Sunday, September 25, 2011

West Oakland

8/2/2011

The boys on the corner by the tiny taqueria have piled their bikes unceremoniously on the concrete, and they stand about and hold their shoulders high and give the passing cars hard looks. But they’re only imitating the men—they do it so well—who loiter outside the auto-shop, resting one foot against the wall.

The cars stop to let a woman cross, but she isn’t looking anyways. She’s got a wool-knit top—you can see her skin through the weave—and she’s cut the bottom short with scissors where her midriff is. She’s tall and fine, she’s sex on legs in torn up jeans, and she has eyes only for the red thunderbird that has stopped across the street. She comes alongside the car and bends down so that her unremarkable face—neither ugly nor pretty—and her remarkable breasts are thrust into the window. She speaks a word. The driver gives a response. And she gets into the car.

The door to the public library has a bullet hole in its glass, and in the lobby a security guard sits at an old metal desk. He is young, and big, and from time to time he shuffles around the lobby floor. The librarians come out and direct him to uphold the pedantics of library law—a firecode violation, a foot on the chair, a giggle in the silent zone. He shuffles among the troublemakers, speaks to them with an air of tired apology, and all the while his eyes are rimmed with red.

Two girls can be heard from across the aisles of library books. They sound like they’re in junior high. There is no breathless excitement to their gossiping, no conspiratal whisper of shame. Just a matter of fact recounting: “… she’s dating a twenty year-old, and they were sleeping together, and she got pregnant from him, and then she got taken to jail cause she was at his place—they both got taken to jail, cause he’s a drug dealer, and the police came to take him while she was there….”

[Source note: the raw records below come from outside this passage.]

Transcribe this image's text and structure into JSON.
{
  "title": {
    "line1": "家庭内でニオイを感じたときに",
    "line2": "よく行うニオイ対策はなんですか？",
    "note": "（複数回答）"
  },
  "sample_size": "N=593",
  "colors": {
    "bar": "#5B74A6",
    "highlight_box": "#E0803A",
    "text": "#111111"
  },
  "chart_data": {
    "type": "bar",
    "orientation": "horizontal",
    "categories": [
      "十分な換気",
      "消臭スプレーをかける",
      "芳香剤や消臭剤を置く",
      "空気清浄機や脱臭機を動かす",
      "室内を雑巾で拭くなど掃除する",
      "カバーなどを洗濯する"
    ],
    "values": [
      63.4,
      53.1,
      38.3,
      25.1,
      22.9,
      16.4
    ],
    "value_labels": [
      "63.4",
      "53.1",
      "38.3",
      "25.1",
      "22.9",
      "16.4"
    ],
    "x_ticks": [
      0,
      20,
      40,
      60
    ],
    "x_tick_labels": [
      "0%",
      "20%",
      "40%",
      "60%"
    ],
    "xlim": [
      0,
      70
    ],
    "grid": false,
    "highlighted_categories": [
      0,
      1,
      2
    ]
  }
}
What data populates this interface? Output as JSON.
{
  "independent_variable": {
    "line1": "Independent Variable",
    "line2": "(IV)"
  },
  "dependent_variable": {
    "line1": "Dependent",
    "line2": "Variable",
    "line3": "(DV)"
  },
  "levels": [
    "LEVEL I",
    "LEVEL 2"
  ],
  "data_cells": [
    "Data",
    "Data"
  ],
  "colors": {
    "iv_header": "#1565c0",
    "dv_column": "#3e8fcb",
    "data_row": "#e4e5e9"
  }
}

In a backstreet beside the railroad tracks, a man is crossing at a signal light. He limps to favor his left, and he’s wearing a pointy Christmas hat—a festive red beanie with white snowflakes on the sides. In the opposite direction a homeless man is pushing a shopping cart, and he has a Doberman tied to his cart by a string. As the Doberman trots along it arcs out from the cart and into the middle of the street, then back toward the cart, then back toward the street, then back to the cart, and it hangs out its tongue to laugh at the cars that pass.

Across from the public library is a busy city park. At the crest of a knoll in the middle of the park rests an old Victorian house where a summer day camp operates. They have hung fingerpainted signs of butcher paper from the rails, and they billow in the breeze like a paper skirt around the porch. In front of the house girls with braids in their hair are skipping rope and they sing the rhymes that all children know to accompany skipping rope. Some of the littler ones are playing tag by an elm tree, and a large, young woman with a shining forehead watches them from the doorway of the house. Cars have already filled the nearby lot so they begin to park at the library, and solicitous parents herd their children from the cars, across the street and into the waiting park. From somewhere a few blocks away a police siren wails, but no one turns to look—the girls are still skipping rope, the little ones still run about, and the woman in the doorway is smiling at the sunlight as the children squeal in play.